🤖 AI Summary
This work addresses the inefficiency and accuracy degradation of large vision-language models (VLMs) on simple tasks, where over-reasoning often leads to unnecessarily verbose responses. While prior approaches overlook visual perception failure as a fundamental bottleneck, this paper proposes GPRO, a novel framework that decouples perception failures from reasoning errors for the first time. GPRO constructs supervision signals based on failure attribution and introduces a meta-reasoning controller that dynamically selects among a lightweight fast path, a slow perception path, or a slow reasoning path. Leveraging a teacher model to generate approximately 790,000 failure-attribution labels, the path selection strategy is optimized via multi-objective reinforcement learning.

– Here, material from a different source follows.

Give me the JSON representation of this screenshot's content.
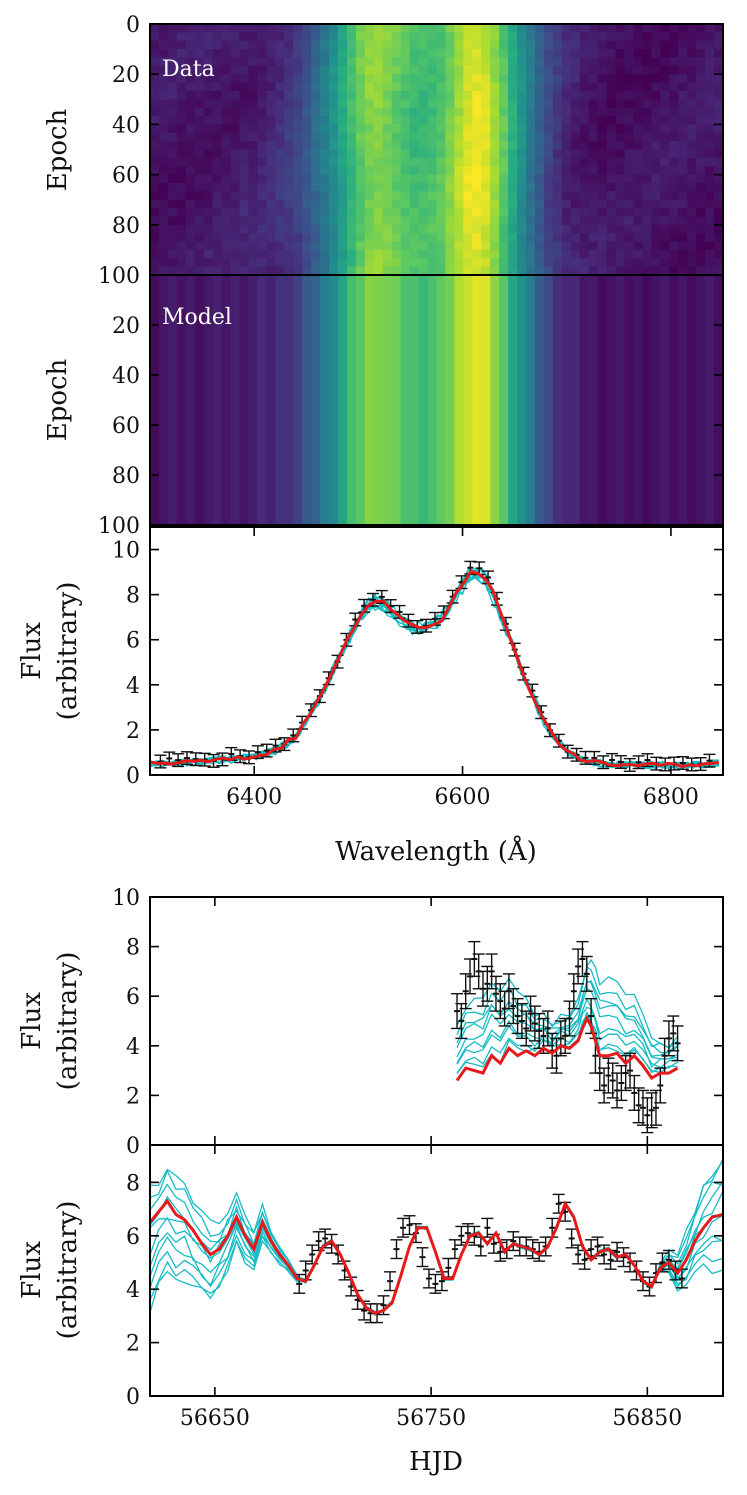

Experiments demonstrate that GPRO significantly improves both accuracy and inference efficiency across five benchmarks, outperforming existing "slow thinking" methods while producing more concise responses.
📝 Abstract
Large Vision-Language Models (LVLMs) have exhibited strong reasoning capabilities through chain-of-thought mechanisms that generate step-by-step rationales. However, such slow-thinking approaches often lead to overthinking, where models produce excessively verbose responses even for simple queries, resulting in test-time inefficiency and even degraded accuracy. Prior work has attempted to mitigate this issue via adaptive reasoning strategies, but these methods largely overlook a fundamental bottleneck: visual perception failures. We argue that stable reasoning critically depends on low-level visual grounding, and that reasoning errors often originate from imperfect perception rather than insufficient deliberation. To address this limitation, we propose Gated Perception-Reasoning Optimization (GPRO), a meta-reasoning controller that dynamically routes computation among three decision paths at each generation step: a lightweight fast path, a slow perception path for re-examining visual inputs, and a slow reasoning path for internal self-reflection. To learn this distinction, we derive large-scale failure attribution supervision from approximately 790k samples, using teacher models to distinguish perceptual hallucinations from reasoning errors. We then train the controller with multi-objective reinforcement learning to optimize the trade-off between task accuracy and computational cost under uncertainty. Experiments on five benchmarks demonstrate that GPRO substantially improves both accuracy and efficiency, outperforming recent slow-thinking methods while generating significantly shorter responses.